Children in both groups showed an improvement in the duration and frequency of bedwetting from the start of the study through the end of the first treatment period. Ten of 11 patients who received real treatment with the E-beam reported an increase in the number of dry nights, while 12 of 15 placebo patients experienced similar improvement. However, children treated with the E-beam reported a higher average degree of improvement than those who received a placebo (24 percent vs. 10 percent).
Similar improvements were seen during the second treatment period, in which patients who received real acupuncture were given a placebo (and vice versa). Improvements were seen in 10 of 15 real treatment patients, whereas only six of 11 placebo patients reported improvement. As in the first phase of the study, a higher average degree of improvement was seen in E-beam patients compared to those receiving a placebo (10 percent vs. 4 percent).
Of the 26 children who completed the study, 14 (53 percent) were considered cured three months after the study's conclusion. There were no reports of adverse effects by any children in either group attributed to treatment with the E-beam machine.
Given that the success rate for most bedwetting therapies ranges between 20 percent and 75 percent, the study's author was satisfied with the cure rate experienced with Korean hand therapy and E-beam stimulation.
"The 53 percent cure rate reported three months after the conclusion of this study falls within the range of clinical responses considered favorable for traditional treatments," the author noted. "... these results suggest that KHT is a reasonable treatment option for primary nocturnal enuresis in children."
It is generally accepted that outside influences can have a direct effect on the efficacy of certain treatments for enuresis. The drama associated with a bedwetting alarm system, for instance, is believed to be partly responsible for its effectiveness, even though it does nothing to physically stop a child from wetting his or her bed. The author of the study acknowledged this effect, but also noted that real Korean hand therapy appeared to have "a direct effect" on the degree to which treatment of enuresis was successful:
"The improvement noted in both groups, regardless of the functional status of the E-beam machine cords, affirms the beneficial influence of the subjective factors introduced by KHT. However, above and beyond this, actual hand therapy did have a distinctly favorable effect: group one (treatment with real cords between baseline and period 1) had a higher improvement rate, and group two improved significantly during the second period (upon switching from fake to real cords)."
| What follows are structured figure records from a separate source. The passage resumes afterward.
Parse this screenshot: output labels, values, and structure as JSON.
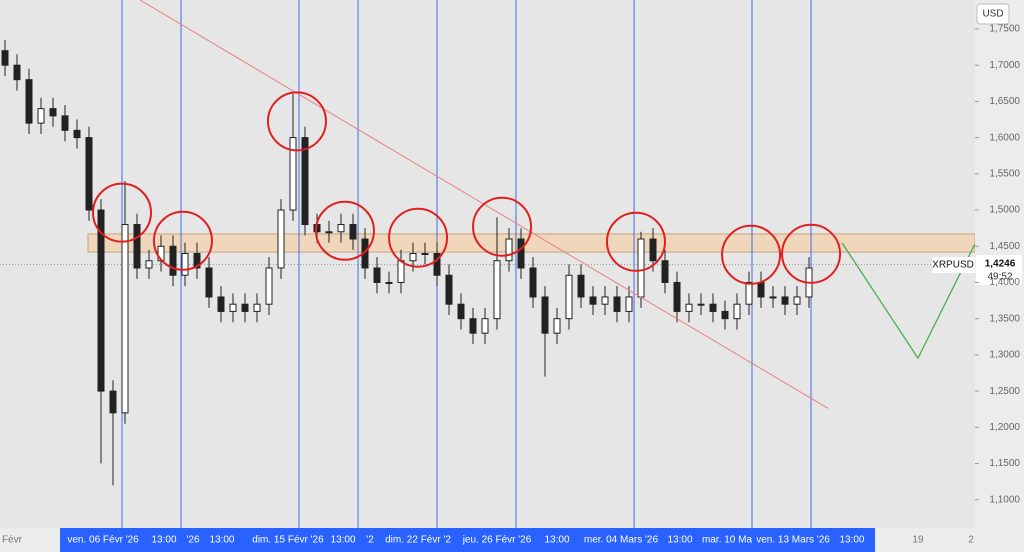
{
  "chart_data": {
    "type": "candlestick",
    "symbol": "XRPUSD",
    "currency": "USD",
    "last_price": {
      "value": 1.4246,
      "label": "1,4246"
    },
    "countdown": "49:52",
    "open": [
      1.72,
      1.7,
      1.68,
      1.62,
      1.64,
      1.63,
      1.61,
      1.6,
      1.5,
      1.25,
      1.22,
      1.48,
      1.42,
      1.43,
      1.45,
      1.41,
      1.44,
      1.42,
      1.38,
      1.36,
      1.37,
      1.36,
      1.37,
      1.42,
      1.5,
      1.6,
      1.48,
      1.47,
      1.47,
      1.48,
      1.46,
      1.42,
      1.4,
      1.4,
      1.43,
      1.44,
      1.44,
      1.41,
      1.37,
      1.35,
      1.33,
      1.35,
      1.43,
      1.46,
      1.42,
      1.38,
      1.33,
      1.35,
      1.41,
      1.38,
      1.37,
      1.38,
      1.36,
      1.38,
      1.46,
      1.43,
      1.4,
      1.36,
      1.37,
      1.37,
      1.36,
      1.35,
      1.37,
      1.4,
      1.38,
      1.38,
      1.37,
      1.38
    ],
    "high": [
      1.735,
      1.715,
      1.695,
      1.655,
      1.655,
      1.645,
      1.625,
      1.615,
      1.515,
      1.265,
      1.54,
      1.495,
      1.445,
      1.465,
      1.465,
      1.455,
      1.455,
      1.435,
      1.395,
      1.385,
      1.385,
      1.385,
      1.435,
      1.515,
      1.66,
      1.615,
      1.495,
      1.485,
      1.495,
      1.495,
      1.475,
      1.435,
      1.415,
      1.445,
      1.455,
      1.455,
      1.455,
      1.425,
      1.385,
      1.365,
      1.365,
      1.49,
      1.475,
      1.475,
      1.435,
      1.395,
      1.365,
      1.425,
      1.425,
      1.395,
      1.395,
      1.395,
      1.395,
      1.47,
      1.475,
      1.445,
      1.415,
      1.385,
      1.385,
      1.385,
      1.375,
      1.385,
      1.415,
      1.415,
      1.395,
      1.395,
      1.395,
      1.435
    ],
    "low": [
      1.685,
      1.665,
      1.605,
      1.605,
      1.615,
      1.595,
      1.585,
      1.485,
      1.15,
      1.12,
      1.205,
      1.405,
      1.405,
      1.415,
      1.395,
      1.395,
      1.405,
      1.365,
      1.345,
      1.345,
      1.345,
      1.345,
      1.355,
      1.405,
      1.485,
      1.465,
      1.455,
      1.455,
      1.455,
      1.445,
      1.405,
      1.385,
      1.385,
      1.385,
      1.415,
      1.425,
      1.395,
      1.355,
      1.335,
      1.315,
      1.315,
      1.335,
      1.415,
      1.405,
      1.365,
      1.27,
      1.315,
      1.335,
      1.365,
      1.355,
      1.355,
      1.345,
      1.345,
      1.365,
      1.415,
      1.385,
      1.345,
      1.345,
      1.355,
      1.345,
      1.335,
      1.335,
      1.355,
      1.365,
      1.365,
      1.355,
      1.355,
      1.365
    ],
    "close": [
      1.7,
      1.68,
      1.62,
      1.64,
      1.63,
      1.61,
      1.6,
      1.5,
      1.25,
      1.22,
      1.48,
      1.42,
      1.43,
      1.45,
      1.41,
      1.44,
      1.42,
      1.38,
      1.36,
      1.37,
      1.36,
      1.37,
      1.42,
      1.5,
      1.6,
      1.48,
      1.47,
      1.47,
      1.48,
      1.46,
      1.42,
      1.4,
      1.4,
      1.43,
      1.44,
      1.44,
      1.41,
      1.37,
      1.35,
      1.33,
      1.35,
      1.43,
      1.46,
      1.42,
      1.38,
      1.33,
      1.35,
      1.41,
      1.38,
      1.37,
      1.38,
      1.36,
      1.38,
      1.46,
      1.43,
      1.4,
      1.36,
      1.37,
      1.37,
      1.36,
      1.35,
      1.37,
      1.4,
      1.38,
      1.38,
      1.37,
      1.38,
      1.42
    ],
    "candle_color": "#222222",
    "xlim": [
      -0.417,
      80.833
    ],
    "ylim": [
      1.061,
      1.79
    ],
    "yticks": [
      {
        "value": 1.75,
        "label": "1,7500"
      },
      {
        "value": 1.7,
        "label": "1,7000"
      },
      {
        "value": 1.65,
        "label": "1,6500"
      },
      {
        "value": 1.6,
        "label": "1,6000"
      },
      {
        "value": 1.55,
        "label": "1,5500"
      },
      {
        "value": 1.5,
        "label": "1,5000"
      },
      {
        "value": 1.45,
        "label": "1,4500"
      },
      {
        "value": 1.4,
        "label": "1,4000"
      },
      {
        "value": 1.35,
        "label": "1,3500"
      },
      {
        "value": 1.3,
        "label": "1,3000"
      },
      {
        "value": 1.25,
        "label": "1,2500"
      },
      {
        "value": 1.2,
        "label": "1,2000"
      },
      {
        "value": 1.15,
        "label": "1,1500"
      },
      {
        "value": 1.1,
        "label": "1,1000"
      }
    ],
    "xticks": [
      {
        "value": 0.58,
        "label": "Févr"
      },
      {
        "value": 8.17,
        "label": "ven. 06 Févr '26"
      },
      {
        "value": 13.25,
        "label": "13:00"
      },
      {
        "value": 15.67,
        "label": "'26"
      },
      {
        "value": 18.08,
        "label": "13:00"
      },
      {
        "value": 23.58,
        "label": "dim. 15 Févr '26"
      },
      {
        "value": 28.17,
        "label": "13:00"
      },
      {
        "value": 30.42,
        "label": "'2"
      },
      {
        "value": 34.42,
        "label": "dim. 22 Févr '2"
      },
      {
        "value": 41,
        "label": "jeu. 26 Févr '26"
      },
      {
        "value": 46,
        "label": "13:00"
      },
      {
        "value": 51.33,
        "label": "mer. 04 Mars '26"
      },
      {
        "value": 56.25,
        "label": "13:00"
      },
      {
        "value": 60.17,
        "label": "mar. 10 Ma"
      },
      {
        "value": 65.67,
        "label": "ven. 13 Mars '26"
      },
      {
        "value": 70.58,
        "label": "13:00"
      },
      {
        "value": 76.08,
        "label": "19"
      },
      {
        "value": 80.5,
        "label": "2"
      }
    ],
    "vertical_lines": [
      9.75,
      14.67,
      24.5,
      29.42,
      36,
      42.58,
      52.42,
      62.25,
      67.17
    ],
    "vline_color": "#3b6fe0",
    "zone": [
      1.442,
      1.467
    ],
    "zone_color": "#f3d2b0",
    "trend_line": {
      "x": [
        11.25,
        68.58
      ],
      "y": [
        1.79,
        1.2262
      ],
      "color": "#e88080"
    },
    "circles": {
      "x": [
        9.75,
        14.83,
        24.33,
        28.33,
        34.42,
        41.42,
        52.58,
        62.17,
        67.17
      ],
      "y": [
        1.4964,
        1.4576,
        1.6225,
        1.4714,
        1.4618,
        1.477,
        1.4562,
        1.4382,
        1.4396
      ],
      "color": "#e02020"
    },
    "projection": {
      "x": [
        69.75,
        76.08,
        80.83
      ],
      "y": [
        1.4548,
        1.2955,
        1.4534
      ],
      "color": "#4caf50"
    }
  }
}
"This study suggests that KHT offers a safe and reasonable treatment option for childhood primary nocturnal enuresis," the author concluded. "The beneficial effect appears to be the result of both subjective factors introduced by the hand therapy experience, and a direct effect from the electromagnetic stimulation of hand points."
References
- Mikkelson EJ. Enuresis and encopresis: Ten years of progress. Journal of the American Academy of Child Adolescent Psychiatry 2001;40(10): 1146-1158.
- Jodorkovsky R. Treatment of primary nocturnal enuresis with hand therapy: a randomized, double-blind, placebo-controlled trial. Medical Acupuncture 2003;14(2):28-31. Available online at www.medicalacupuncture.org/aama_marf/journal/vol14_2/article5.html.